I'm not sure how anyone could argue that finding the bones of Jesus (which don't exist because they are in heaven inside His body) wouldn't change a thing. It would indeed change everything.

It would mean that the Gospels have at least one series of really big fat lies, starting with the burial of Jesus on through every statement made thereafter. That's no small potatoes.

The pretend theologian from the documentary argued that Jesus may well have risen from the dead, but appeared just as a spirit, so it's all okay. Surely, as a theologian he is aware of Catholic dogma and at the very least the little incident with St. Thomas.

You remember this one: Everyone has seen Jesus up and around except Thomas who declares "I won't believe it until I can stick my fingers in His wounds." At which point Jesus shows up and tells Thomas to go for it.

Bones are included in that story.

We know Jesus was a little different after His resurrection. The disciples didn't always recognize Him right off. He could walk through walls, but He could also knock on the door. You need bones, by the way, to knock on the door. Think about it.

That difference, where He could eat, but He didn't have to eat, is why we say Our Lord had a glorified body and why we believe that we will have one just like it when we are reunited with our bodies in heaven at the end of time.

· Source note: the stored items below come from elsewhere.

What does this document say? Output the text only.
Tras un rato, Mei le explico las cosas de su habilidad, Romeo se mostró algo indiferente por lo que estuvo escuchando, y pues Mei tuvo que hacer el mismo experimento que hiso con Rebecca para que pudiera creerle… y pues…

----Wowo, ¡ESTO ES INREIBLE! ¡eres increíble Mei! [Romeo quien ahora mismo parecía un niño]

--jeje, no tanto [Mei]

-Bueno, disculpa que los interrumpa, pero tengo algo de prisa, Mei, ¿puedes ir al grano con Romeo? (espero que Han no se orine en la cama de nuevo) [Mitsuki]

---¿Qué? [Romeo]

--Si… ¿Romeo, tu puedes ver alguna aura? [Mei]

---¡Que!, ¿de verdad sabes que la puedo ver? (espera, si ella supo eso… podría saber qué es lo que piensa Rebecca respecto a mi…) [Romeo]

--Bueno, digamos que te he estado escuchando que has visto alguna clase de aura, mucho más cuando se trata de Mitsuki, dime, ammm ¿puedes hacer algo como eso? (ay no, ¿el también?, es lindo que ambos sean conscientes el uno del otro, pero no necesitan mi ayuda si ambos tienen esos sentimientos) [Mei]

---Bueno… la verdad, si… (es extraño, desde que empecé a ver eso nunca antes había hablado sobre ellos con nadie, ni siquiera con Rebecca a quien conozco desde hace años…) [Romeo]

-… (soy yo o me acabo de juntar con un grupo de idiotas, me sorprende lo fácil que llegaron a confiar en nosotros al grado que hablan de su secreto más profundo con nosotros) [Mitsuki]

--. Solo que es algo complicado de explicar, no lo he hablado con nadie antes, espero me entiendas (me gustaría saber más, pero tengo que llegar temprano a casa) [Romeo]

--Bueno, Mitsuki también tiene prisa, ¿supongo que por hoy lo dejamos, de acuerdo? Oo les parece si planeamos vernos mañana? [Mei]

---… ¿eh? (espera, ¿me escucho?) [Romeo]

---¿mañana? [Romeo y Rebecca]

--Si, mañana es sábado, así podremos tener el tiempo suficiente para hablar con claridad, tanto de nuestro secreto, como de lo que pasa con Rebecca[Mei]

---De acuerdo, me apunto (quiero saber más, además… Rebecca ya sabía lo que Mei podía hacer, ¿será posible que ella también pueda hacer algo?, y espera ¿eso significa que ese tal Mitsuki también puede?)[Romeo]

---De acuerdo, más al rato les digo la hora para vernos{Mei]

If Jesus bones were here, then Houston, we have a problem.

But they're not here. They're in heaven.

Saturday, March 03, 2007

St. Zinc

We thank everyone for the get well wishes. So far Sister Mary Fiacre and I have avoided the miserable cold and Sister St. Aloysius is on the upswing. I would like to think that our Blessed Mother has smiled upon us, but I think the real miracle is in that fizzy stuff, "Airborn." There must be zinc in it. That, or someone has substituted Lourdes water in the Arrowhead jug.

Years ago I discovered, all on my own, that taking zinc kept away cold viruses as efficiently as the blood on the door jambs of the Chosen People kept away the plague of the first born in Moses' time.

No one believed me. I had to listen to people yammer about echinacea and golden root and vitamin C. I kept telling everyone that if you took zinc at the first sign of a cold, you wouldn't get the cold. And if you somehow managed to get the cold, it would be a quick easy cold.

No one paid attention.




No one pays attention when I tell them that if they use only cotton hankies to blow their noses after their echinacea and golden root and vitamin C fails them....as it always does...their noses will never get sore from blowing, even after the 439th time they've blown. That's because no matter how much lotion you put in a Kleenex, you are still blowing your nose in chunks of wood. Of course it's going to get sore.

"But Sister, having those used hankies around! The germs! Everyone will get the cold!"

Take zinc.

Now it turns out13 years later, it has been scientifically proven that zinc surrounds a virus and starves it to death. Guess what has been scientifically proven to do nothing?

You believe what I have to tell you about missing Mass on Sunday, eating meat on Friday, and wearing a hat in church. Why would I give you a bum steer on zinc?

I doesn't hurt to light a candle to St. Blaise, either. I think of St. Blaise as the patron saint of colds and flu because he is the patron saint of throat problems. We have to extrapolate because we don't have an officially named patron saint of colds and flu, although we have many saints for plagues. Not specifically named plagues. Any plague will do. Any saint who survived a plague, like St. Roch, gets "plague" tacked on to his or her patronage, I've noticed.

After that you have to go through symptom by symptom. St. Bernadette for aches and pains, St. Stephen, the first martyr (he was stoned to death) for headaches, etc.

Just don't forget about St. Zinc and St. Cotton Hankie.